Josie and dad Andy cared for Pippa in her final weeks
“She was on the most pain medication she could be on without the doctors risking killing her. There wasn’t really an alternative, other than going to Dignitas and it was in the middle of Covid so there was nothing we could do.”
Pippa split her last weeks between the hospital and her Exeter home, where her husband Andy and Josie slept in the living room to care for her.
Josie is confident her mum would have opted for assisted dying if it were legal in the UK.
Pippa is remembered as a “fiercely clever” woman, “who could watch University Challenge and get every answer right”.
She was also a “real campaigner for fairness” – a trait that Josie now channels into her work with the campaign group Dignity in Dying as leader of the Hackney and Islington branch.
Josie’s MP, former Labour leader Jeremy Corbyn, has previously declared his opposition to assisted dying over concerns that poor social and palliative care may mean people feel forced to end their lives.
She sent him an email sharing her experience but said she received what appeared to be a stock response which did not comment on her mum’s case.

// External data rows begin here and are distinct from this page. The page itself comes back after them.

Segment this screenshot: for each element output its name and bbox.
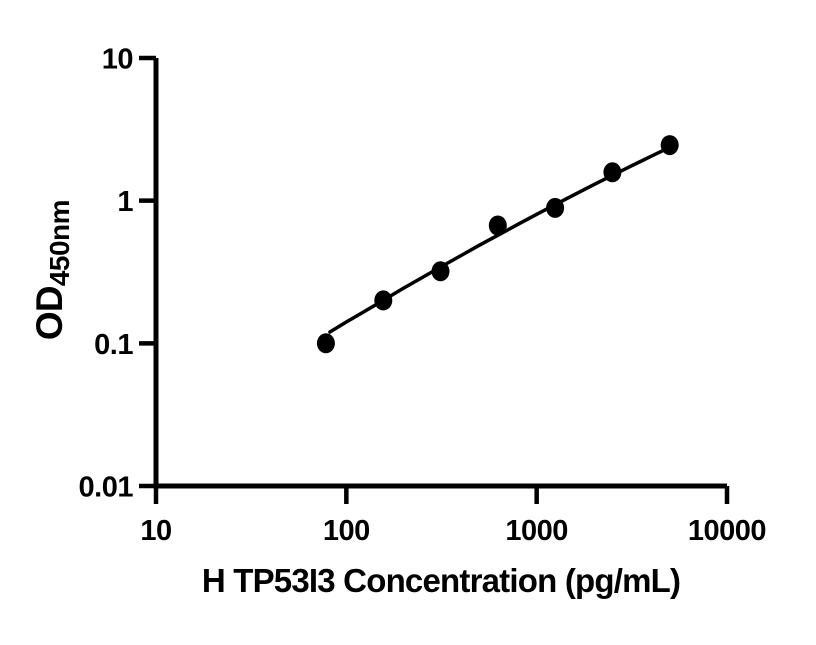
y-axis-title: OD450nm [29, 200, 75, 340]
data-point [431, 261, 450, 282]
y-axis-title-main: OD [29, 286, 70, 340]
y-tick-label: 1 [117, 186, 133, 218]
y-tick-label: 0.1 [94, 329, 133, 361]
data-point [374, 290, 393, 311]
data-point [603, 162, 622, 183]
x-tick-label: 1000 [505, 515, 568, 547]
x-tick-label: 100 [323, 515, 370, 547]
x-tick-label: 10000 [688, 515, 766, 547]
x-tick-label: 10 [140, 515, 171, 547]
x-axis-title: H TP53I3 Concentration (pg/mL) [202, 562, 680, 599]
data-point [546, 197, 565, 218]
y-axis-title-subscript: 450nm [44, 200, 75, 286]
data-point [488, 215, 507, 236]
data-point [660, 135, 679, 156]
data-point [316, 333, 335, 354]
y-tick-label: 10 [102, 44, 133, 76]
y-tick-label: 0.01 [79, 472, 134, 504]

Josie said: “I understood some of his worries but I think he should be more open to a conversation and meeting me. It’s horrible seeing someone that you love in torment and just waiting to die.
“It leaves such traumatic scars on people’s brains, seeing someone they love in pain like that and not being able to do anything about it.
“It would be so much more fair if people were given the choice, so it’s there for the people that might feel comforted by it when they’re in a situation that is terminal and scary.”